I waved and screamed, bobbing up and down like a spyhopping whale, and fortunately, someone spotted me. One of the boats turned around and came back to pick me up. I didn’t see my husband right away but told the guide he was still out there. In a moment, he’d swum up and climbed aboard. All was well.
But what if… What if my protagonist’s companion didn’t get picked up? And what if the person was left behind on purpose?
I had a great time writing the book, reliving our trip through photos and program notes, plus doing a lot of supplemental research on the internet.

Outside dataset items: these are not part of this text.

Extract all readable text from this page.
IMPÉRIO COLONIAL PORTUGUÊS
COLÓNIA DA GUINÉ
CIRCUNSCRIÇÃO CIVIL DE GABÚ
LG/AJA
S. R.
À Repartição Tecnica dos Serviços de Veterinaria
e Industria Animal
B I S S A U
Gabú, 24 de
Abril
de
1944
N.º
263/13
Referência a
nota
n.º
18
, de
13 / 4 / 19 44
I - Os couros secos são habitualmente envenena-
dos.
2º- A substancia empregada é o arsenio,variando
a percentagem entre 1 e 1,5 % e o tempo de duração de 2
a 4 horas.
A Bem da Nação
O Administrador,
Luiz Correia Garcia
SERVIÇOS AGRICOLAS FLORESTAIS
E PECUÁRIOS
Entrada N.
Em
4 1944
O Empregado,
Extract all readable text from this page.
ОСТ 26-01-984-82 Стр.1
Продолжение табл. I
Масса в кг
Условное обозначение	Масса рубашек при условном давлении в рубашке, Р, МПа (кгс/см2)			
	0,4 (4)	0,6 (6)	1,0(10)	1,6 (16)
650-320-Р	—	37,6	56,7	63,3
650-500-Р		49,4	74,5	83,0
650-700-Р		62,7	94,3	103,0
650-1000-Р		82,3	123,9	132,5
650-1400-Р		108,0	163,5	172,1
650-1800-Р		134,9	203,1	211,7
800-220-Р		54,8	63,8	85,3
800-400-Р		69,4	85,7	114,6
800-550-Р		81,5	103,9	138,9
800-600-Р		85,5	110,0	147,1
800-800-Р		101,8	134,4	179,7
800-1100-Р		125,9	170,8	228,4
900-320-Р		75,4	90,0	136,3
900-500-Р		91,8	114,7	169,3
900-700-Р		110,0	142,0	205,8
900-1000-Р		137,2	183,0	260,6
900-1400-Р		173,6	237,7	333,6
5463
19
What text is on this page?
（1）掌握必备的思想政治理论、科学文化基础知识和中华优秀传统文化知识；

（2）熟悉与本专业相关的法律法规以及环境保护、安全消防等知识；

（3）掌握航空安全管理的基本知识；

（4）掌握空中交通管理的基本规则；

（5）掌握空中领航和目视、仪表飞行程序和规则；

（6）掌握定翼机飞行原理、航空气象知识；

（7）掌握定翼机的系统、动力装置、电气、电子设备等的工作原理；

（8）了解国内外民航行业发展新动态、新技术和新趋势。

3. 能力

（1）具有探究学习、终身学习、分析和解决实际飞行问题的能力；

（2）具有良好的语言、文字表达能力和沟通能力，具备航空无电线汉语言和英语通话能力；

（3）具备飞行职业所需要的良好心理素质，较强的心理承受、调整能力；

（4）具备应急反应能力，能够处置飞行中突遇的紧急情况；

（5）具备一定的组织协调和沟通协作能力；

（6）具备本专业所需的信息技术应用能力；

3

When Secrets of the Galapagos begins, my heroine, Giovanna Rogers, is snorkeling with her new friend, tortoise researcher Laurel Pardo. The two get separated from the group, and Laurel disappears. No one on the ship will acknowledge that Laurel didn’t make it back.
To determine a motive, I recalled a conversation I’d had with one of our guides during a visit to the Charles Darwin Research Station in Puerto Ayora, the largest town on Santa Cruz (one of only four inhabited islands in the chain). “I know a secret about Lonesome George,” he said. “But if I tell you, I’ll have to kill you.”
Lonesome George was a Galapagos giant tortoise made famous for being the sole survivor of the Pinta Island species. Unfortunately, efforts to breed George were unsuccessful, and the ancient tortoise passed away in 2012 without an heir.
But what if someone discovered another giant tortoise from a different subspecies also thought to be extinct? And then a tortoise researcher unearthed information about the animal that the tourist industry didn’t want released?
You’ll have to read Secrets of the Galapagos to find out what happens next.
Shattered by a broken engagement and a business venture derailed by Jerome Haddad, her unscrupulous partner, Giovanna Rogers goes on a luxury Galapagos cruise with her grandmother to decompress. At least that’s what her grandmother thinks. Giovanna is determined to make Jerome pay for what he’s done, and she has a tip he’s headed for the Galapagos.
While snorkeling in Gardner Bay off the coast of Española Island, Giovanna and another cruise passenger, tortoise researcher Laurel Pardo, become separated from the group, and Laurel is left behind. No one on the ship will acknowledge Laurel is missing, and Giovanna suspects a cover-up.
When the police come on board to investigate a death, Giovanna assumes the victim is Laurel. She’s anxious to give her testimony to the attractive local detective assigned to the case. Instead, she learns someone else is dead, and she’s a person of interest.
Resolved to keep searching for Laurel and make sense of her disappearance, Giovanna learns several people on board the ship have reasons to want Laurel gone. One is a scam involving Tio Armando, the famous Galapagos giant tortoise and a major tourist attraction in the archipelago. And Jerome Haddad has a hand in it. Thinking she’s the cat in this game, Giovanna gets too involved and becomes the mouse, putting her life in jeopardy. But if she doesn’t stop him, Jerome will go on to ruin others.
Sharon Marchisello is the author of two mysteries published by Sunbury Press—Going Home (2014) and Secrets of the Galapagos (2019). She has written short stories, a nonfiction book about finance, training manuals, screenplays, a blog, and book reviews. She earned a Master’s in Professional Writing from the University of Southern California and has been an active member of Sisters in Crime since 1995, currently serving as treasurer of the Atlanta chapter. Retired from a 27-year career with Delta Air Lines, she now lives in Peachtree City, Georgia, and volunteers for the Fayette Humane Society.